# Cap Posting Mechanisms



## cameronjcornwell (Sep 14, 2019)

Hey there!

I'm relatively new to the whole world of pen making, and I'm going to need a lot of help as I take on my first project.

I'm currently working on a retro style, hooded nib pen. Something reminiscent of a Pelikan MK10 combined with a Parker 51. In examining other pens from that era, I've noticed that most post using a sort of cylindrical leaf spring built into the cap. Have any of you experimented with such a design? If not, what are some other ways of deeply and securely posting a cap?


----------



## Dalecamino (Sep 14, 2019)

Are you opposed to threads to match the cap?


----------



## cameronjcornwell (Sep 14, 2019)

While that would make the design easier to produce, it's a lot less convenient for everyday writing. I also feel like it would disrupt the pens design somewhat.

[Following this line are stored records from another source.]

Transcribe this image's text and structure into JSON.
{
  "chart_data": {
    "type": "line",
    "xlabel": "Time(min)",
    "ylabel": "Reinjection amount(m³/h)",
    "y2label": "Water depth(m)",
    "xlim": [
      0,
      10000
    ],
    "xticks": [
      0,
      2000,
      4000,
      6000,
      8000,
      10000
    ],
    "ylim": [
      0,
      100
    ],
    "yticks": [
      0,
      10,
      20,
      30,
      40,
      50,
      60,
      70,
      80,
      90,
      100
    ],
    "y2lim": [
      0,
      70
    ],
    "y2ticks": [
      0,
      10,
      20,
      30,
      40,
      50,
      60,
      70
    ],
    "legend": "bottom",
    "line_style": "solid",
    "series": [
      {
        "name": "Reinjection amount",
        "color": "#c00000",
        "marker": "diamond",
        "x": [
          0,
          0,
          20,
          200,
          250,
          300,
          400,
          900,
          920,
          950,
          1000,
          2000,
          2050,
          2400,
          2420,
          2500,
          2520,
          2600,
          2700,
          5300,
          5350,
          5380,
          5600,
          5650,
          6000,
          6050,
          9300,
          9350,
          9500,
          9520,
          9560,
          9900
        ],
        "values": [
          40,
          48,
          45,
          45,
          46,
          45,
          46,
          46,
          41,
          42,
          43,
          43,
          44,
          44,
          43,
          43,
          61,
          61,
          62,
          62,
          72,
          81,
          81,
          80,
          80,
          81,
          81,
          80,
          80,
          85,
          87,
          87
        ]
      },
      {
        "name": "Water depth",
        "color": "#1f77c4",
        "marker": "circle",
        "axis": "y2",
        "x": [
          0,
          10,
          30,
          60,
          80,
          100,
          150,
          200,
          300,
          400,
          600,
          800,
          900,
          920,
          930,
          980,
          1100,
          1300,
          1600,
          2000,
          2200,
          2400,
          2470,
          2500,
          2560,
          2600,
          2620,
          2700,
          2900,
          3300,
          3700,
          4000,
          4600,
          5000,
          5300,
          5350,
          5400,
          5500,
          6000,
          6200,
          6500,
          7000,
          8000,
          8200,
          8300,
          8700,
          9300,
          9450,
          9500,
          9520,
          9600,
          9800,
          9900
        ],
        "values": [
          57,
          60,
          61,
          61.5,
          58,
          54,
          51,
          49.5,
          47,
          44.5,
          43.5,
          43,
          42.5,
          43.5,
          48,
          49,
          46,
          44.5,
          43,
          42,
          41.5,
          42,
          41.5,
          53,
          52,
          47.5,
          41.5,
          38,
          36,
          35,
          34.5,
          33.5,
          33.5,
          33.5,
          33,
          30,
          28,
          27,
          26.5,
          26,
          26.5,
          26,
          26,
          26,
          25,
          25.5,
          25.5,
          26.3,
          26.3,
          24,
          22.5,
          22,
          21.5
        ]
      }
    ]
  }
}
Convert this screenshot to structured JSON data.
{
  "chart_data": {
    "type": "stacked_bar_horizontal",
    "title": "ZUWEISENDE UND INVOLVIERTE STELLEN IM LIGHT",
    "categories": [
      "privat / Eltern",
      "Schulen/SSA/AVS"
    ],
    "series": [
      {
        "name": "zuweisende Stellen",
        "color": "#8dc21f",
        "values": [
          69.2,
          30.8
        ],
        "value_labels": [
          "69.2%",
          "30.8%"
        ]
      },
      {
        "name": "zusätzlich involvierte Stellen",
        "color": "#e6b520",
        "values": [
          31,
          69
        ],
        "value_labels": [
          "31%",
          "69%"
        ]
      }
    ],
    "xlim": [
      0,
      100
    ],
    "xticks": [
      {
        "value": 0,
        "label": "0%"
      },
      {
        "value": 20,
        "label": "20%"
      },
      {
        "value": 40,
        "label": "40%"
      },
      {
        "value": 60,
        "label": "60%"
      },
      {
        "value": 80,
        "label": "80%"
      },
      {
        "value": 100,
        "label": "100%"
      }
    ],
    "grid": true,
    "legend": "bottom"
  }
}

Is there a way to do a threaded post that would mitigate these issues?


----------



## bmachin (Sep 14, 2019)

Just taper the barrel until you get the fit that you want. It helps to bury the cap threads as deeply as you can into the cap. Something that can help that is to lengthen the barrel and shorten the grip section. 

Hope that wasn’t too opaque. 

Bill


----------



## cameronjcornwell (Sep 14, 2019)

bmachin said:


> Just taper the barrel until you get the fit that you want. It helps to bury the cap threads as deeply as you can into the cap. Something that can help that is to lengthen the barrel and shorten the grip section.
> 
> Hope that wasn’t too opaque.
> 
> Bill


Gotcha! I see what you mean. I'll definately be cutting the threads deep in the cap. Maybe I could improve upon that idea by adding a couple o-rings to the inside of the cap. Something similar to the posting/capping mechanism in the Conid Minimalistica.


----------



## bmachin (Sep 15, 2019)

Give it a try without going to the trouble of messing with O-rings. I think you'll find that you're OK without them.

Bill


----------